Millions of visitors to Niagara Falls over the years have marvelled at a construction barge sitting in the Niagara River just above the Horseshoe Falls.
It arrived there on Aug. 8, 1918 with two Great Lakes Dredge and Dock construction workers on board. The two men were terrified they were about to plunge over the falls with their barge after it broke away from its accompanying tugboat 28.9 kilometres (18 miles) up stream near Buffalo.
Various efforts were made along the river to catch and secure the runaway barge, but all failed. It was only 760 metres from the brink when the construction scow ran aground on some rocks in the rapids.

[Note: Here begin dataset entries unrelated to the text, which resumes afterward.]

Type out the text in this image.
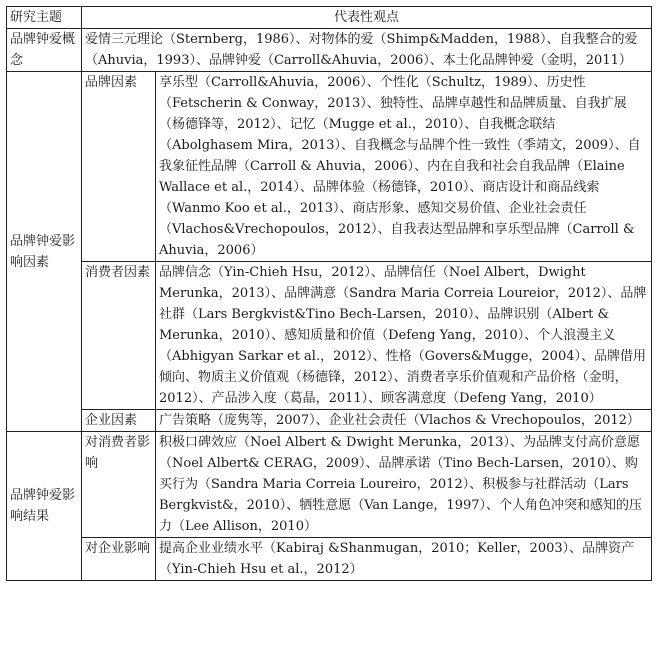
研究主题	代表性观点	
品牌钟爱概念	爱情三元理论（Sternberg，1986）、对物体的爱（Shimp&Madden，1988）、自我整合的爱（Ahuvia，1993）、品牌钟爱（Carroll&Ahuvia，2006）、本土化品牌钟爱（金明，2011）	
品牌钟爱影响因素	品牌因素	享乐型（Carroll&Ahuvia，2006）、个性化（Schultz，1989）、历史性（Fetscherin & Conway，2013）、独特性、品牌卓越性和品牌质量、自我扩展（杨德锋等，2012）、记忆（Mugge et al.，2010）、自我概念联结（Abolghasem Mira，2013）、自我概念与品牌个性一致性（季靖文，2009）、自我象征性品牌（Carroll & Ahuvia，2006）、内在自我和社会自我品牌（Elaine Wallace et al.，2014）、品牌体验（杨德锋，2010）、商店设计和商品线索（Wanmo Koo et al.，2013）、商店形象、感知交易价值、企业社会责任（Vlachos&Vrechopoulos，2012）、自我表达型品牌和享乐型品牌（Carroll & Ahuvia，2006）
	消费者因素	品牌信念（Yin-Chieh Hsu，2012）、品牌信任（Noel Albert，Dwight Merunka，2013）、品牌满意（Sandra Maria Correia Loureior，2012）、品牌社群（Lars Bergkvist&Tino Bech-Larsen，2010）、品牌识别（Albert & Merunka，2010）、感知质量和价值（Defeng Yang，2010）、个人浪漫主义（Abhigyan Sarkar et al.，2012）、性格（Govers&Mugge，2004）、品牌借用倾向、物质主义价值观（杨德锋，2012）、消费者享乐价值观和产品价格（金明，2012）、产品涉入度（葛晶，2011）、顾客满意度（Defeng Yang，2010）
	企业因素	广告策略（庞隽等，2007）、企业社会责任（Vlachos & Vrechopoulos，2012）
品牌钟爱影响结果	对消费者影响	积极口碑效应（Noel Albert & Dwight Merunka，2013）、为品牌支付高价意愿（Noel Albert& CERAG，2009）、品牌承诺（Tino Bech-Larsen，2010）、购买行为（Sandra Maria Correia Loureiro，2012）、积极参与社群活动（Lars Bergkvist&，2010）、牺牲意愿（Van Lange，1997）、个人角色冲突和感知的压力（Lee Allison，2010）
	对企业影响	提高企业业绩水平（Kabiraj &Shanmugan，2010；Keller，2003）、品牌资产（Yin-Chieh Hsu et al.，2012）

It was 260 metres from the Canadian shore and efforts were made to get a line out to the men on the stranded barge. The two men, Gustave Loftberg and James Harris, both 51, spent the night staring at the brink as it took two days to get a sturdy rope out to their barge. William “Red” Hill, a legend in Niagara Falls even before this event, was just back from the trenches of W.W. 1 where he had been wounded. Twice he shimmed out to the barge hand-over-hand on the rope to tell the workers how to secure the rope and use a bosun's chair that would carry them to safety on the shore.
Thousands of vacationers watched the rescue by day and at night as large floodlights had been installed to watch for any movement of the barge. Both men eventually reached safety on shore.
Then the betting started on how long before the barge plunged over the falls. Despite being encouraged by the fast-moving rapids and bumped each winter by chunks of ice from Lake Erie the barge is still there today 102 years later.